Bilateral trade issues, including tariffs on automobiles and soda ash, as well as the export of more American LNG to Japan, and their relation to the TPP, formed the basis of several questions by members of the Senate Foreign Relations Committee last Thursday.

“Japan’s entry into the TPP provides an opportunity for our countries to work more closely economically. It also provides an opportunity for bilateral talks on a number of nontariff and market access matters, as well as a dispute settlement mechanism, should there be issues along the way,” Kennedy said.

Access to Japan’s auto parts market has long been a contentious bilateral issue and the U.S. auto industry has opposed Japan’s entry into the TPP. Sen. Bob Corker, a Republican from Tennessee, a major automotive manufacturing state, asked Kennedy what she considers one of the tougher bilateral TPP matters.

“The U.S. Trade Representative is hopeful and everybody has been impressed that the Japanese have come to the table and are willing to put everything on the table,” she responded.

Kennedy added that tough issues, such as removing restrictions on auto parts in the Japanese market, are being handled in bilateral talks, but that everybody on the U.S. side has been impressed by Prime Minister Shinzo Abe’s desire to forge a high-quality TPP agreement.

Corker, as well as Republican Sen. John McCain, grilled Kennedy on security and military alliance issues. In particular, McCain stressed the importance of tensions in Japan’s relations with China, the need to make progress on realigning U.S. bases in Japan, and the problem in Okinawa over the presence of large numbers of American marines stationed in the prefecture.

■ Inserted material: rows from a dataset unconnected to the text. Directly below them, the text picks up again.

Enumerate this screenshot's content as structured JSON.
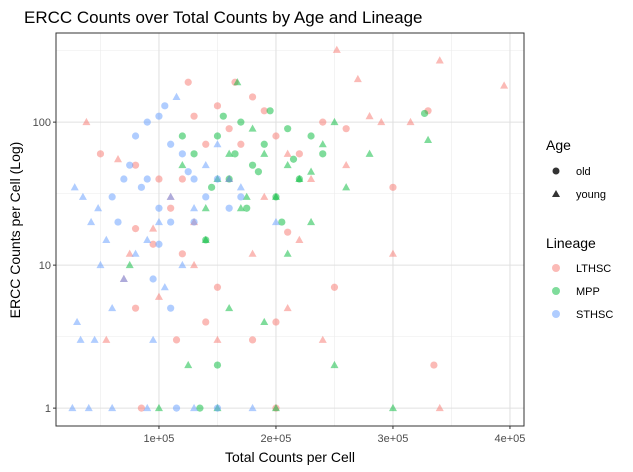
{
  "chart_data": {
    "type": "scatter",
    "title": "ERCC Counts over Total Counts by Age and Lineage",
    "xlabel": "Total Counts per Cell",
    "ylabel": "ERCC Counts per Cell (Log)",
    "xlim": [
      12000,
      412000
    ],
    "ylim": [
      0.75,
      420
    ],
    "yscale": "log",
    "x_ticks": [
      100000,
      200000,
      300000,
      400000
    ],
    "x_tick_labels": [
      "1e+05",
      "2e+05",
      "3e+05",
      "4e+05"
    ],
    "y_ticks": [
      1,
      10,
      100
    ],
    "y_tick_labels": [
      "1",
      "10",
      "100"
    ],
    "grid": true,
    "legend_placement": "right",
    "legends": {
      "age": {
        "title": "Age",
        "items": [
          {
            "label": "old",
            "shape": "circle"
          },
          {
            "label": "young",
            "shape": "triangle"
          }
        ]
      },
      "lineage": {
        "title": "Lineage",
        "items": [
          {
            "label": "LTHSC",
            "color": "#F8766D"
          },
          {
            "label": "MPP",
            "color": "#00BA38"
          },
          {
            "label": "STHSC",
            "color": "#619CFF"
          }
        ]
      }
    },
    "series": [
      {
        "name": "LTHSC",
        "color": "#F8766D",
        "points": [
          [
            50000,
            60,
            "circle"
          ],
          [
            80000,
            50,
            "circle"
          ],
          [
            100000,
            40,
            "circle"
          ],
          [
            110000,
            25,
            "circle"
          ],
          [
            120000,
            40,
            "circle"
          ],
          [
            130000,
            110,
            "circle"
          ],
          [
            140000,
            70,
            "circle"
          ],
          [
            150000,
            130,
            "circle"
          ],
          [
            160000,
            90,
            "circle"
          ],
          [
            170000,
            70,
            "circle"
          ],
          [
            180000,
            150,
            "circle"
          ],
          [
            190000,
            120,
            "circle"
          ],
          [
            200000,
            80,
            "circle"
          ],
          [
            220000,
            60,
            "circle"
          ],
          [
            240000,
            100,
            "circle"
          ],
          [
            260000,
            90,
            "circle"
          ],
          [
            300000,
            35,
            "circle"
          ],
          [
            330000,
            120,
            "circle"
          ],
          [
            125000,
            190,
            "circle"
          ],
          [
            165000,
            190,
            "circle"
          ],
          [
            80000,
            18,
            "circle"
          ],
          [
            95000,
            14,
            "circle"
          ],
          [
            120000,
            12,
            "circle"
          ],
          [
            150000,
            7,
            "circle"
          ],
          [
            80000,
            5,
            "circle"
          ],
          [
            180000,
            3,
            "circle"
          ],
          [
            200000,
            4,
            "circle"
          ],
          [
            335000,
            2,
            "circle"
          ],
          [
            210000,
            17,
            "circle"
          ],
          [
            250000,
            7,
            "circle"
          ],
          [
            140000,
            4,
            "circle"
          ],
          [
            115000,
            3,
            "circle"
          ],
          [
            85000,
            1,
            "circle"
          ],
          [
            200000,
            1,
            "circle"
          ],
          [
            38000,
            100,
            "triangle"
          ],
          [
            65000,
            55,
            "triangle"
          ],
          [
            110000,
            30,
            "triangle"
          ],
          [
            130000,
            20,
            "triangle"
          ],
          [
            160000,
            40,
            "triangle"
          ],
          [
            190000,
            30,
            "triangle"
          ],
          [
            210000,
            60,
            "triangle"
          ],
          [
            230000,
            40,
            "triangle"
          ],
          [
            260000,
            50,
            "triangle"
          ],
          [
            290000,
            100,
            "triangle"
          ],
          [
            315000,
            100,
            "triangle"
          ],
          [
            340000,
            270,
            "triangle"
          ],
          [
            395000,
            180,
            "triangle"
          ],
          [
            252000,
            320,
            "triangle"
          ],
          [
            270000,
            200,
            "triangle"
          ],
          [
            280000,
            110,
            "triangle"
          ],
          [
            70000,
            8,
            "triangle"
          ],
          [
            100000,
            6,
            "triangle"
          ],
          [
            130000,
            10,
            "triangle"
          ],
          [
            150000,
            3,
            "triangle"
          ],
          [
            180000,
            12,
            "triangle"
          ],
          [
            210000,
            5,
            "triangle"
          ],
          [
            240000,
            3,
            "triangle"
          ],
          [
            55000,
            3,
            "triangle"
          ],
          [
            340000,
            1,
            "triangle"
          ],
          [
            75000,
            12,
            "triangle"
          ],
          [
            95000,
            18,
            "triangle"
          ],
          [
            220000,
            15,
            "triangle"
          ],
          [
            300000,
            12,
            "triangle"
          ]
        ]
      },
      {
        "name": "MPP",
        "color": "#00BA38",
        "points": [
          [
            130000,
            60,
            "circle"
          ],
          [
            150000,
            80,
            "circle"
          ],
          [
            160000,
            40,
            "circle"
          ],
          [
            170000,
            100,
            "circle"
          ],
          [
            180000,
            50,
            "circle"
          ],
          [
            190000,
            70,
            "circle"
          ],
          [
            200000,
            30,
            "circle"
          ],
          [
            140000,
            15,
            "circle"
          ],
          [
            120000,
            80,
            "circle"
          ],
          [
            210000,
            90,
            "circle"
          ],
          [
            220000,
            40,
            "circle"
          ],
          [
            327000,
            115,
            "circle"
          ],
          [
            175000,
            25,
            "circle"
          ],
          [
            165000,
            60,
            "circle"
          ],
          [
            155000,
            110,
            "circle"
          ],
          [
            145000,
            35,
            "circle"
          ],
          [
            185000,
            45,
            "circle"
          ],
          [
            195000,
            120,
            "circle"
          ],
          [
            240000,
            60,
            "circle"
          ],
          [
            205000,
            20,
            "circle"
          ],
          [
            230000,
            80,
            "circle"
          ],
          [
            215000,
            55,
            "circle"
          ],
          [
            135000,
            1,
            "circle"
          ],
          [
            150000,
            2,
            "circle"
          ],
          [
            120000,
            50,
            "triangle"
          ],
          [
            140000,
            15,
            "triangle"
          ],
          [
            150000,
            40,
            "triangle"
          ],
          [
            160000,
            60,
            "triangle"
          ],
          [
            170000,
            25,
            "triangle"
          ],
          [
            180000,
            90,
            "triangle"
          ],
          [
            190000,
            60,
            "triangle"
          ],
          [
            200000,
            30,
            "triangle"
          ],
          [
            210000,
            50,
            "triangle"
          ],
          [
            220000,
            40,
            "triangle"
          ],
          [
            230000,
            20,
            "triangle"
          ],
          [
            240000,
            70,
            "triangle"
          ],
          [
            260000,
            35,
            "triangle"
          ],
          [
            280000,
            60,
            "triangle"
          ],
          [
            330000,
            75,
            "triangle"
          ],
          [
            250000,
            100,
            "triangle"
          ],
          [
            167000,
            190,
            "triangle"
          ],
          [
            75000,
            10,
            "triangle"
          ],
          [
            160000,
            5,
            "triangle"
          ],
          [
            190000,
            4,
            "triangle"
          ],
          [
            125000,
            2,
            "triangle"
          ],
          [
            250000,
            2,
            "triangle"
          ],
          [
            300000,
            1,
            "triangle"
          ],
          [
            150000,
            1,
            "triangle"
          ],
          [
            200000,
            1,
            "triangle"
          ],
          [
            100000,
            1,
            "triangle"
          ],
          [
            140000,
            25,
            "triangle"
          ],
          [
            175000,
            30,
            "triangle"
          ],
          [
            230000,
            45,
            "triangle"
          ],
          [
            210000,
            12,
            "triangle"
          ]
        ]
      },
      {
        "name": "STHSC",
        "color": "#619CFF",
        "points": [
          [
            75000,
            50,
            "circle"
          ],
          [
            80000,
            80,
            "circle"
          ],
          [
            90000,
            100,
            "circle"
          ],
          [
            100000,
            110,
            "circle"
          ],
          [
            105000,
            130,
            "circle"
          ],
          [
            110000,
            70,
            "circle"
          ],
          [
            120000,
            60,
            "circle"
          ],
          [
            130000,
            40,
            "circle"
          ],
          [
            90000,
            40,
            "circle"
          ],
          [
            60000,
            30,
            "circle"
          ],
          [
            100000,
            25,
            "circle"
          ],
          [
            110000,
            20,
            "circle"
          ],
          [
            130000,
            20,
            "circle"
          ],
          [
            140000,
            30,
            "circle"
          ],
          [
            150000,
            40,
            "circle"
          ],
          [
            160000,
            25,
            "circle"
          ],
          [
            95000,
            8,
            "circle"
          ],
          [
            110000,
            5,
            "circle"
          ],
          [
            70000,
            40,
            "circle"
          ],
          [
            65000,
            20,
            "circle"
          ],
          [
            85000,
            35,
            "circle"
          ],
          [
            125000,
            45,
            "circle"
          ],
          [
            170000,
            30,
            "circle"
          ],
          [
            100000,
            14,
            "circle"
          ],
          [
            115000,
            1,
            "circle"
          ],
          [
            150000,
            1,
            "circle"
          ],
          [
            28000,
            35,
            "triangle"
          ],
          [
            35000,
            30,
            "triangle"
          ],
          [
            42000,
            20,
            "triangle"
          ],
          [
            48000,
            25,
            "triangle"
          ],
          [
            55000,
            15,
            "triangle"
          ],
          [
            30000,
            4,
            "triangle"
          ],
          [
            33000,
            3,
            "triangle"
          ],
          [
            45000,
            3,
            "triangle"
          ],
          [
            60000,
            5,
            "triangle"
          ],
          [
            70000,
            8,
            "triangle"
          ],
          [
            80000,
            12,
            "triangle"
          ],
          [
            50000,
            10,
            "triangle"
          ],
          [
            90000,
            15,
            "triangle"
          ],
          [
            100000,
            20,
            "triangle"
          ],
          [
            110000,
            30,
            "triangle"
          ],
          [
            120000,
            10,
            "triangle"
          ],
          [
            130000,
            25,
            "triangle"
          ],
          [
            140000,
            50,
            "triangle"
          ],
          [
            150000,
            70,
            "triangle"
          ],
          [
            160000,
            40,
            "triangle"
          ],
          [
            170000,
            35,
            "triangle"
          ],
          [
            115000,
            150,
            "triangle"
          ],
          [
            200000,
            20,
            "triangle"
          ],
          [
            26000,
            1,
            "triangle"
          ],
          [
            40000,
            1,
            "triangle"
          ],
          [
            60000,
            1,
            "triangle"
          ],
          [
            90000,
            1,
            "triangle"
          ],
          [
            130000,
            1,
            "triangle"
          ],
          [
            180000,
            1,
            "triangle"
          ],
          [
            95000,
            3,
            "triangle"
          ],
          [
            105000,
            7,
            "triangle"
          ]
        ]
      }
    ]
  }
}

“Tensions between Japan and China are higher than at any time since the end of World War II. The issue of the Senkaku Islands, although unknown to most Americans, is very high on the agenda of both Japan and China. Do you share my concern?” McCain asked Kennedy.

“Our policy . . . is that, obviously, we’d like to see those issues resolved through peaceful dialogue between the nations in the region,” she replied. “But as far as the islands are concerned, the U.S. policy has been long-standing and very clear: We don’t take a position on the ultimate sovereignty of the islands but we do recognize they are under Japanese administrative control and are covered by Article 5 of our security treaty.”

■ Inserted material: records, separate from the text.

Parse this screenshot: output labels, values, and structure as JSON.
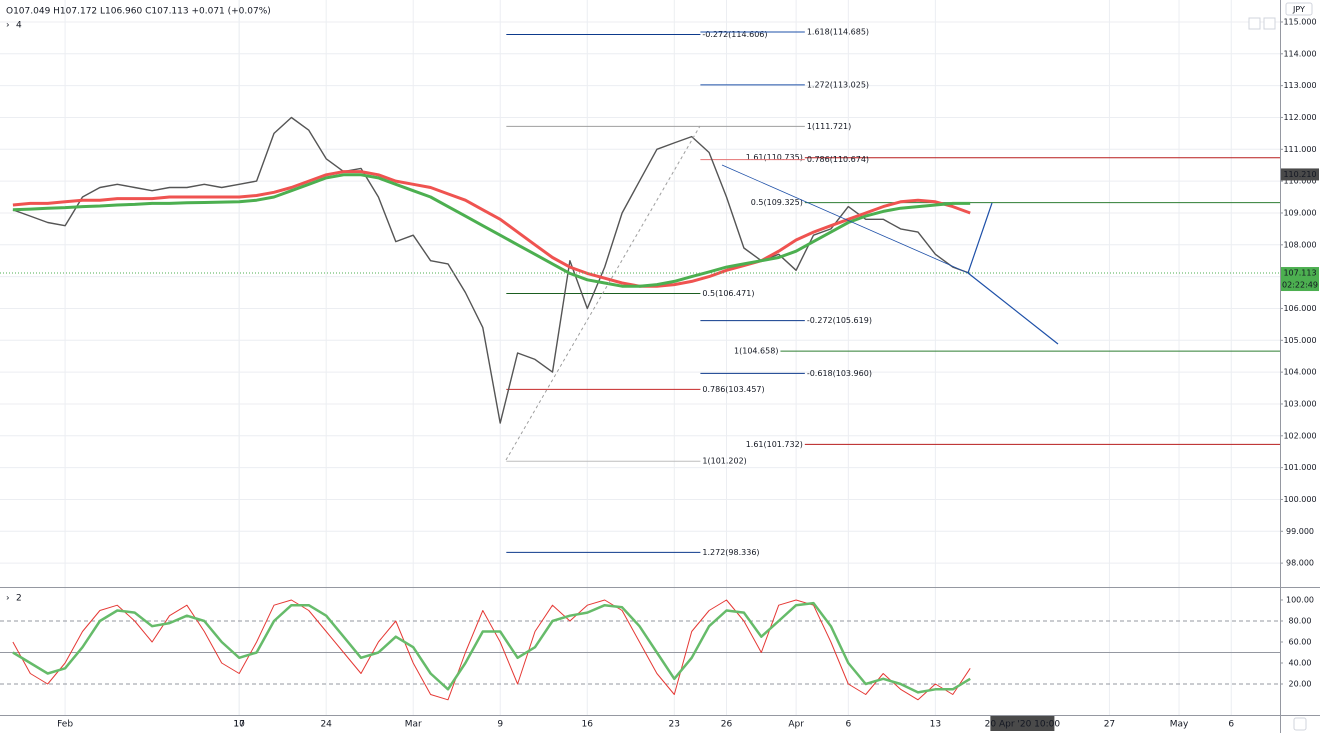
{
  "header": {
    "ohlc": "O107.049 H107.172 L106.960 C107.113 +0.071 (+0.07%)",
    "pane_main": "4",
    "pane_osc": "2",
    "currency": "JPY"
  },
  "chart_data": [
    {
      "type": "line",
      "x": [
        -3,
        -2,
        -1,
        0,
        1,
        2,
        3,
        4,
        5,
        6,
        7,
        8,
        9,
        10,
        11,
        12,
        13,
        14,
        15,
        16,
        17,
        18,
        19,
        20,
        21,
        22,
        23,
        24,
        25,
        26,
        27,
        28,
        29,
        30,
        31,
        32,
        33,
        34,
        35,
        36,
        37,
        38,
        39,
        40,
        41,
        42,
        43,
        44,
        45,
        46,
        47,
        48,
        49,
        50,
        51,
        52
      ],
      "series": [
        {
          "color": "#555555",
          "width": 1.4,
          "values": [
            109.1,
            108.9,
            108.7,
            108.6,
            109.5,
            109.8,
            109.9,
            109.8,
            109.7,
            109.8,
            109.8,
            109.9,
            109.8,
            109.9,
            110.0,
            111.5,
            112.0,
            111.6,
            110.7,
            110.3,
            110.4,
            109.5,
            108.1,
            108.3,
            107.5,
            107.4,
            106.5,
            105.4,
            102.4,
            104.6,
            104.4,
            104.0,
            107.5,
            106.0,
            107.3,
            109.0,
            110.0,
            111.0,
            111.2,
            111.4,
            110.9,
            109.5,
            107.9,
            107.5,
            107.7,
            107.2,
            108.3,
            108.5,
            109.2,
            108.8,
            108.8,
            108.5,
            108.4,
            107.7,
            107.3,
            107.1
          ]
        },
        {
          "color": "#ef5350",
          "width": 3,
          "values": [
            109.25,
            109.3,
            109.3,
            109.35,
            109.4,
            109.4,
            109.45,
            109.45,
            109.45,
            109.5,
            109.5,
            109.5,
            109.5,
            109.5,
            109.55,
            109.65,
            109.8,
            110.0,
            110.2,
            110.3,
            110.3,
            110.2,
            110.0,
            109.9,
            109.8,
            109.6,
            109.4,
            109.1,
            108.8,
            108.4,
            108.0,
            107.6,
            107.3,
            107.1,
            106.95,
            106.8,
            106.7,
            106.7,
            106.75,
            106.85,
            107.0,
            107.2,
            107.35,
            107.5,
            107.8,
            108.15,
            108.4,
            108.6,
            108.8,
            109.0,
            109.2,
            109.35,
            109.4,
            109.35,
            109.2,
            109.0
          ]
        },
        {
          "color": "#4caf50",
          "width": 3,
          "values": [
            109.1,
            109.12,
            109.15,
            109.17,
            109.2,
            109.22,
            109.25,
            109.27,
            109.3,
            109.3,
            109.32,
            109.33,
            109.34,
            109.35,
            109.4,
            109.5,
            109.7,
            109.9,
            110.1,
            110.2,
            110.2,
            110.1,
            109.9,
            109.7,
            109.5,
            109.2,
            108.9,
            108.6,
            108.3,
            108.0,
            107.7,
            107.4,
            107.1,
            106.9,
            106.8,
            106.7,
            106.7,
            106.75,
            106.85,
            107.0,
            107.15,
            107.3,
            107.4,
            107.5,
            107.6,
            107.8,
            108.1,
            108.4,
            108.7,
            108.9,
            109.05,
            109.15,
            109.2,
            109.25,
            109.3,
            109.3
          ]
        }
      ],
      "xlim": [
        -3.74,
        69.8
      ],
      "ylim": [
        97.25,
        115.69
      ],
      "xticks": [
        {
          "value": 0,
          "label": "Feb"
        },
        10,
        {
          "value": 10,
          "label": "17"
        },
        {
          "value": 15,
          "label": "24"
        },
        {
          "value": 20,
          "label": "Mar"
        },
        {
          "value": 25,
          "label": "9"
        },
        {
          "value": 30,
          "label": "16"
        },
        {
          "value": 35,
          "label": "23"
        },
        {
          "value": 38,
          "label": "26"
        },
        {
          "value": 42,
          "label": "Apr"
        },
        {
          "value": 45,
          "label": "6"
        },
        {
          "value": 50,
          "label": "13"
        },
        {
          "value": 60,
          "label": "27"
        },
        {
          "value": 64,
          "label": "May"
        },
        {
          "value": 67,
          "label": "6"
        }
      ],
      "yticks": [
        {
          "value": 115,
          "label": "115.000"
        },
        {
          "value": 114,
          "label": "114.000"
        },
        {
          "value": 113,
          "label": "113.000"
        },
        {
          "value": 112,
          "label": "112.000"
        },
        {
          "value": 111,
          "label": "111.000"
        },
        {
          "value": 110,
          "label": "110.000"
        },
        {
          "value": 109,
          "label": "109.000"
        },
        {
          "value": 108,
          "label": "108.000"
        },
        {
          "value": 107,
          "label": "107.000"
        },
        {
          "value": 106,
          "label": "106.000"
        },
        {
          "value": 105,
          "label": "105.000"
        },
        {
          "value": 104,
          "label": "104.000"
        },
        {
          "value": 103,
          "label": "103.000"
        },
        {
          "value": 102,
          "label": "102.000"
        },
        {
          "value": 101,
          "label": "101.000"
        },
        {
          "value": 100,
          "label": "100.000"
        },
        {
          "value": 99,
          "label": "99.000"
        },
        {
          "value": 98,
          "label": "98.000"
        }
      ],
      "grid": true,
      "cursor": {
        "value": 55,
        "label": "20 Apr '20  10:00"
      },
      "price_tags": [
        {
          "value": 110.21,
          "label": "110.210",
          "color": "#4a4a4a"
        },
        {
          "value": 107.113,
          "label": "107.113",
          "color": "#4caf50",
          "countdown": "02:22:49"
        }
      ],
      "levels": [
        {
          "text": "-0.272(114.606)",
          "price": 114.606,
          "color": "#0d3a8c",
          "x_start": 25.35,
          "x_end": 36.5
        },
        {
          "text": "1.618(114.685)",
          "price": 114.685,
          "color": "#1e50a8",
          "x_start": 36.5,
          "x_end": 42.5
        },
        {
          "text": "1.272(113.025)",
          "price": 113.025,
          "color": "#1e50a8",
          "x_start": 36.5,
          "x_end": 42.5
        },
        {
          "text": "1(111.721)",
          "price": 111.721,
          "color": "#9e9e9e",
          "x_start": 25.35,
          "x_end": 42.5
        },
        {
          "text": "1.61(110.735)",
          "price": 110.735,
          "color": "#b71c1c",
          "x_start": 42.5,
          "extend_right": true
        },
        {
          "text": "0.786(110.674)",
          "price": 110.674,
          "color": "#e57373",
          "x_start": 36.5,
          "x_end": 42.5
        },
        {
          "text": "0.5(109.325)",
          "price": 109.325,
          "color": "#2e7d32",
          "x_start": 42.5,
          "extend_right": true
        },
        {
          "text": "0.5(106.471)",
          "price": 106.471,
          "color": "#1b5e20",
          "x_start": 25.35,
          "x_end": 36.5
        },
        {
          "text": "-0.272(105.619)",
          "price": 105.619,
          "color": "#0d3a8c",
          "x_start": 36.5,
          "x_end": 42.5
        },
        {
          "text": "1(104.658)",
          "price": 104.658,
          "color": "#2e7d32",
          "x_start": 41.1,
          "extend_right": true
        },
        {
          "text": "-0.618(103.960)",
          "price": 103.96,
          "color": "#0d3a8c",
          "x_start": 36.5,
          "x_end": 42.5
        },
        {
          "text": "0.786(103.457)",
          "price": 103.457,
          "color": "#c62828",
          "x_start": 25.35,
          "x_end": 36.5
        },
        {
          "text": "1.61(101.732)",
          "price": 101.732,
          "color": "#b71c1c",
          "x_start": 42.5,
          "extend_right": true
        },
        {
          "text": "1(101.202)",
          "price": 101.202,
          "color": "#bdbdbd",
          "x_start": 25.35,
          "x_end": 36.5
        },
        {
          "text": "1.272(98.336)",
          "price": 98.336,
          "color": "#0d3a8c",
          "x_start": 25.35,
          "x_end": 36.5
        }
      ]
    },
    {
      "type": "line",
      "series": [
        {
          "color": "#e53935",
          "width": 1,
          "values": [
            60,
            30,
            20,
            40,
            70,
            90,
            95,
            80,
            60,
            85,
            95,
            70,
            40,
            30,
            60,
            95,
            100,
            90,
            70,
            50,
            30,
            60,
            80,
            40,
            10,
            5,
            50,
            90,
            60,
            20,
            70,
            95,
            80,
            95,
            100,
            90,
            60,
            30,
            10,
            70,
            90,
            100,
            80,
            50,
            95,
            100,
            95,
            60,
            20,
            10,
            30,
            15,
            5,
            20,
            10,
            35
          ]
        },
        {
          "color": "#66bb6a",
          "width": 2.5,
          "values": [
            50,
            40,
            30,
            35,
            55,
            80,
            90,
            88,
            75,
            78,
            85,
            80,
            60,
            45,
            50,
            80,
            95,
            95,
            85,
            65,
            45,
            50,
            65,
            55,
            30,
            15,
            40,
            70,
            70,
            45,
            55,
            80,
            85,
            88,
            95,
            93,
            75,
            50,
            25,
            45,
            75,
            90,
            88,
            65,
            80,
            95,
            97,
            75,
            40,
            20,
            25,
            20,
            12,
            15,
            15,
            25
          ]
        }
      ],
      "ylim": [
        -9.5,
        111.4
      ],
      "yticks": [
        {
          "value": 100,
          "label": "100.00"
        },
        {
          "value": 80,
          "label": "80.00"
        },
        {
          "value": 60,
          "label": "60.00"
        },
        {
          "value": 40,
          "label": "40.00"
        },
        {
          "value": 20,
          "label": "20.00"
        }
      ],
      "levels": [
        {
          "value": 80,
          "dash": true
        },
        {
          "value": 50,
          "dash": false
        },
        {
          "value": 20,
          "dash": true
        }
      ]
    }
  ]
}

McCain, who has criticized the current agreement to build a replacement facility for the U.S. Futenma base, told Kennedy the Senate has watched in frustration over the years as no progress in completing the realignment of U.S. troops in Japan has been made.

He warned that another incident between Okinawa residents and American troops would provoke a very serious reaction.

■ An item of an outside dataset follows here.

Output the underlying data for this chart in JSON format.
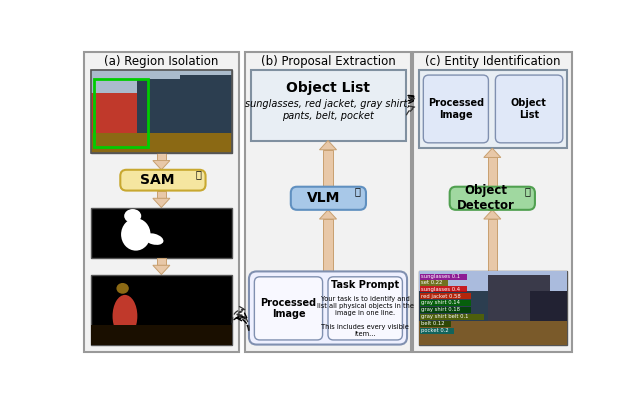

Kennedy said only that she would continue to study the issue.

Asked by Sen. Benjamin Cardin, a Democrat, whether she would use the post of ambassador to resolve nearly 400 cases of alleged abductions of American children to Japan — which will not be covered under the Hague Convention that Japan has agreed to sign — Kennedy indicated this is an area of personal concern she would push.

“As a parent, I certainly understand the emotional aspects of this issue. I hope these cases that might not be covered can still be handled in the spirit of The Hague treaty,” she said. “Everyone I’ve talked to in Japan and the State Department is really committed to making that happen and to working with the families to bring these issues forward and resolve these cases.”